Though Heather O’Brien says that nepotism played a role in getting her that unpaid document-shredding job at the age of 10 (her father was a security guard company executive), as well as the one where she coordinated the company e-newsletter at 12 for which she recruited her friends’ help and had her first foray in leadership — there’s no mistake that her hard work, career trajectory and impressive resume within security are all her own.

O’Brien has become well versed and well sought after for her insights into optimizing contract security forces and proving their worth. The contract security force is frequently a large ticket item on any company’s security P&Ls, making it a common target for budget reductions. O’Brien’s work in developing methods of security officer force optimization has set standards that have benefitted the organizations she has worked for, as well as many others beyond her own through her involvement in the Security Executive Council, ASIS and other organizations.

“Utilizing the right quantifiable key performance indicator metrics can illustrate the effectiveness of your security program and demonstrate your return on investment of every security dollar spent,” she says. “The results can be powerful in the C-suite when defending your security budget.”

Earlier in her career, O’Brien became President of the Southeast Region of Universal Protection Service (now Allied Universal), running a rapidly growing region with 14,000 security professionals operating in 13 states, Puerto Rico and the U.S. Virgin Islands. Throughout her career, O’Brien has made a concerted effort to educate both buyer and seller of services to level set expectations regarding contract security forces and provide full transparency during a negotiation. Part of that effort involves educating stakeholders across departments to enhance the understanding of what is included in an hourly bill rate of service and what value the money spent for security services adds to the organization.

Since joining Dell Technologies as Global Head of Uniformed Security Services (a part of the company’s Security & Resiliency Organization), O’Brien has led the company’s contract for 2,500+ uniformed security service to a top-performing operation within the organization providing its value many times over.

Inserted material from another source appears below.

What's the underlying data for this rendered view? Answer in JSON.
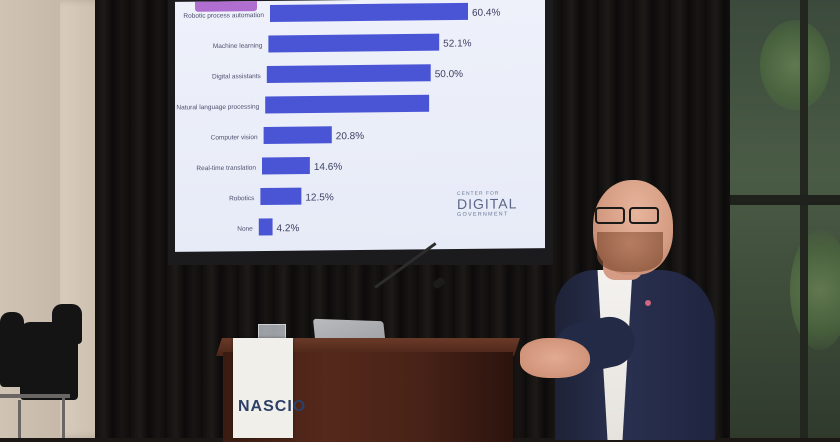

“Essentially, the security leaders in each region define their expectations in terms of security workforce, and it’s my job to make sure those expectations are meant. I love this opportunity because I get to push out my knowledge and proficiency within the physical security arena across a global platform, aligning cultural differences and standardizing processes and procedures,” O’Brien says.

But proving the value of a security workforce is not just about education. The task involves workforce optimization, clear expectations, streamlined processes and procedures, key performance indicators (KPIs), data and analytics. When O’Brien came into her current position, for example, she introduced variance reports and financial audits to identify over and under spending and billing, ensuring that issues could be rectified before affecting the overall budget.

O’Brien uses data and analytics in just about every aspect of security services optimization. She says that other security leaders can start out by taking inventory of what they have and clearly defining scope of work and expectations. “You can identify progressive innovative solutions so you can improve efficiency and ROI. Security is one of the largest spend buckets and learning how to leverage security technology and improve on the integration of that technology can help not only reduce security services headcount, for example, but get the same or better output and that’s really where optimization comes into play,” O’Brien shares.

She adds that digital and predictive analytics can help forecast challenge and risk and really help the security team foster a forward-thinking, risk-mitigation mindset, which not only optimizes security operations, but brings more value to the enterprise as well. In addition, O’Brien wholeheartedly believes that KPIs help drive program and process improvement, particularly in security.

“What gets measured, gets done, but they have to be quantitative” she says. However, O'Brien cautions security leaders from using KPIs as “gotcha moments” to catch security teams doing something wrong. “They should be an opportunity to identify gaps in service and put a plan in place for improvements. It’s hard to improve if you don’t know what the problem is first.”

With monitoring invoice accuracy, for example, quantitative analysis may catch 5% variance and every dollar counts in a security budget. “That money can be put toward staff incentives and other training,” she says. Another example is tracking turnover. Not just how many people leave, but WHY they leave. “A lot of reasons drive turnover and if you can’t use your data to figure out the problem, then you can’t improve the problem,” she says.

In addition to analytics and KPIs, optimization entails community and transparency within the enterprise to promote the value security brings — something O’Brien has spent her career believing in and proving. The Security & Resiliency Organization at Dell Technologies, for example, deploys an internal monthly newsletter, explaining what the group is doing, why it’s important, and educating the organization on the value the department brings.

“We also survey our stakeholders and get their opinions and perceptions of security at any given site,” O’Brien says. “When you have the insight into things like that, it helps you figure out how to promote the value that security brings.”